When that was put to Duffy yesterday, he rightly highlighted discipline in Gaelic games is much better than it was in previous generations.

“Just by the nature of people, Irish people, who we are and how we play our games, there will always be problems and you’ll never be satisfied but it’s something we have to be conscious of,” he said. “While you would draw attention to it and it would concern you, I think our games are more disciplined than 10 or 20 years ago.”

But did players attempt to dupe referees in the past as much as they do now? Was it seen as much of a worthwhile exercise as it is currently?

Whether it’s a forward in football dragging down a defender to imitate a foul or a hurler holding an opponent’s stick under their arm and falling tothe ground, players will continue to cheat.

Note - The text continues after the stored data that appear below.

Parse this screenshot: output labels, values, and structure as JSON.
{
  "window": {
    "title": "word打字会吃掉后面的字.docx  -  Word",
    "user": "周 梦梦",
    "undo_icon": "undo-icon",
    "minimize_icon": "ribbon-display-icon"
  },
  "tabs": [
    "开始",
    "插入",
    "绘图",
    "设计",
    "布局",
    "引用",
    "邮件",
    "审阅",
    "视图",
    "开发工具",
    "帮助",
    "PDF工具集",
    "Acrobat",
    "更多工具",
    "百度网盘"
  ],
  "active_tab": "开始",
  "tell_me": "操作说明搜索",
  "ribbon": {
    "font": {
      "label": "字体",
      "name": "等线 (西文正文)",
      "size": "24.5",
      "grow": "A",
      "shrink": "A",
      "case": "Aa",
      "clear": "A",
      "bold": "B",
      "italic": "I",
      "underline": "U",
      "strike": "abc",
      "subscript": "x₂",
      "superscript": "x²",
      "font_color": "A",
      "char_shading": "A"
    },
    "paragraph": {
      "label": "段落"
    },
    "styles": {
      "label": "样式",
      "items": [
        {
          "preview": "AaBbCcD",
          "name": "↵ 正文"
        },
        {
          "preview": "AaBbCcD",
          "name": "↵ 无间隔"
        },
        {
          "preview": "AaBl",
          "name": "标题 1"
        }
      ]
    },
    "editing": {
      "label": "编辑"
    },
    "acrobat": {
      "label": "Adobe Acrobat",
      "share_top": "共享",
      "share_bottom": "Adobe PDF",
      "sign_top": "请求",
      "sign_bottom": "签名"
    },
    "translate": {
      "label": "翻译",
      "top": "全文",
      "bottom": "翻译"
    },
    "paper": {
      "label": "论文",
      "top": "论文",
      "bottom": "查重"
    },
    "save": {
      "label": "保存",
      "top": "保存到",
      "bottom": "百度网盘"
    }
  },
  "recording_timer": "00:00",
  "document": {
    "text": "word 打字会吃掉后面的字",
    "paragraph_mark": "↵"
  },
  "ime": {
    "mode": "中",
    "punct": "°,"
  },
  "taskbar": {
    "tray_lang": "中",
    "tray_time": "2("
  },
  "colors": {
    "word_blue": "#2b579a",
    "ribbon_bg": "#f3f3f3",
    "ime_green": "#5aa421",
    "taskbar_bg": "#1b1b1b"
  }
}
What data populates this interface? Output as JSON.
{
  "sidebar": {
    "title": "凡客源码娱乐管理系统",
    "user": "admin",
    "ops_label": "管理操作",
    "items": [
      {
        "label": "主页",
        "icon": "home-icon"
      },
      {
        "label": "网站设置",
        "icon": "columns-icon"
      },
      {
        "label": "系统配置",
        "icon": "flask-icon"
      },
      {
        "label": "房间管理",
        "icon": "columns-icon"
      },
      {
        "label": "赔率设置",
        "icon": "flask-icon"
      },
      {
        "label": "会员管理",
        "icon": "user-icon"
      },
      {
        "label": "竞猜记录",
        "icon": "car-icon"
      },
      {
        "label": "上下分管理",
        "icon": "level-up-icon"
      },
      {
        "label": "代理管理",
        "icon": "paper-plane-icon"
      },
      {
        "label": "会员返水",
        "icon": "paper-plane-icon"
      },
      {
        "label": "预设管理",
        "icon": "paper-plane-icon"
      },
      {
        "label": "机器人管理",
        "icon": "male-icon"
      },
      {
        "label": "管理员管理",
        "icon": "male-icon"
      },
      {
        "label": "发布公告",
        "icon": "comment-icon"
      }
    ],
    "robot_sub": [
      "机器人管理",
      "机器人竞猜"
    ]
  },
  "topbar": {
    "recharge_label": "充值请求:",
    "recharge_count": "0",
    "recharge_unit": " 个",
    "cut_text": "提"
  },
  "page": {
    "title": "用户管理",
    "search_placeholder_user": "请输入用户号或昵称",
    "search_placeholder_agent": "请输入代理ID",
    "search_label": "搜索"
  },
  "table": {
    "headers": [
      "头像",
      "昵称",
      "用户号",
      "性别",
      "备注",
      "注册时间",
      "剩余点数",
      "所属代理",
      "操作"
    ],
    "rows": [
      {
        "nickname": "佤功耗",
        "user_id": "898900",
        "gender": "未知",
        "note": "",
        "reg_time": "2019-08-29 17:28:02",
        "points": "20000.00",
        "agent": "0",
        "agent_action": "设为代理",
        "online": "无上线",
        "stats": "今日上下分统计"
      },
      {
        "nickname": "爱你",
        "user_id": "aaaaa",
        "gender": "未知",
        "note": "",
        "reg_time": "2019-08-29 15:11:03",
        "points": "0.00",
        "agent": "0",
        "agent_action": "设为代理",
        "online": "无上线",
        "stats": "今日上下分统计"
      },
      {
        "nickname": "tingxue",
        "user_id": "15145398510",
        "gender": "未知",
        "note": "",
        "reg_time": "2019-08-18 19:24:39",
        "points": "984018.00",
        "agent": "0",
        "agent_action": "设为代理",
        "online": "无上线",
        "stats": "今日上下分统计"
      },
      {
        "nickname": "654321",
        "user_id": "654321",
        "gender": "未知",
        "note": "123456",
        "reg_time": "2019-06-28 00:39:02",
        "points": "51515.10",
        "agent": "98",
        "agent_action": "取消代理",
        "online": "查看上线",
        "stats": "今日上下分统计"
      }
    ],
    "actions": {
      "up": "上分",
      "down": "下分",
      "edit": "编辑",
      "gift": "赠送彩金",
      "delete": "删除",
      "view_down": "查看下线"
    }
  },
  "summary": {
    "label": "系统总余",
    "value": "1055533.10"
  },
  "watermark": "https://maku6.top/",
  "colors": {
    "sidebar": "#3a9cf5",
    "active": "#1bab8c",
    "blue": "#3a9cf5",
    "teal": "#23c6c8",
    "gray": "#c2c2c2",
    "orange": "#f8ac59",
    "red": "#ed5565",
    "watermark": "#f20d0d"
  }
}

They will do so safe in the knowledge that referees will either allow play to carry on or they won’t apply the rule for fear it may be deemed too harsh.

Differentiating between what’s deliberate and what’s not is the exact judgement call the Football Review Committee are asking referees to make with the black card.

If they don’t have the conviction to determine the authenticity of a fouled or injured player, then what hope do they have of recognising the legitimacy of a foul?

Better that referees get it wrong than to do nothing at all. Better that it act as a deterrent than a culture of deception go unchecked.

Tipp trouncing amplifies angst

The absence of the cuckoo and the presence of breaths in a chilly Páirc Uí Rinn on Saturday night were used as reasons to cool stout views of Tipperary’s tepid performance.

Eamon O’Shea doesn’t come across as a man who mines for positives but it may come as some relief to him that the alarm bells are ringing loud and clear now rather than later in the season.

And yet a 12-point defeat in the county’s first competitive game since their 18-point crucifixion at the hands of Kilkenny will do nothing but deepen the disconnect between the team and its supporters.

As indicated by their healthy take-up in season tickets for this year, Tipperary’s support base remains strong although O’Shea’s appointment undoubtedly went a long way to healing the wounds following last August.

But what some may consider a magic wand in his hand may have to be a scalpel.

Dubs in a position to be ruthless

How many counties other than Dublin could afford to lose a player with the versatility of Barry Cahill?

After 11 years of inter-county football, the 31-year-old retired yesterday but with something still to give.

Alan Brogan and Stephen Cluxton are the two survivors from 2002, when Cahill made his debut, with Paul Casey having retired last month. Since December, others who started their careers later such as Tomás Quinn, Ross McConnell, Eamon Fennell and Paul Brogan have either quit or been told they’re surplus to requirements.

It’s not being played out as anything like a purge. In that alone, Jim Gavin has to be admired but then, with so much young talent at his disposal, where else could he afford to be so ruthless?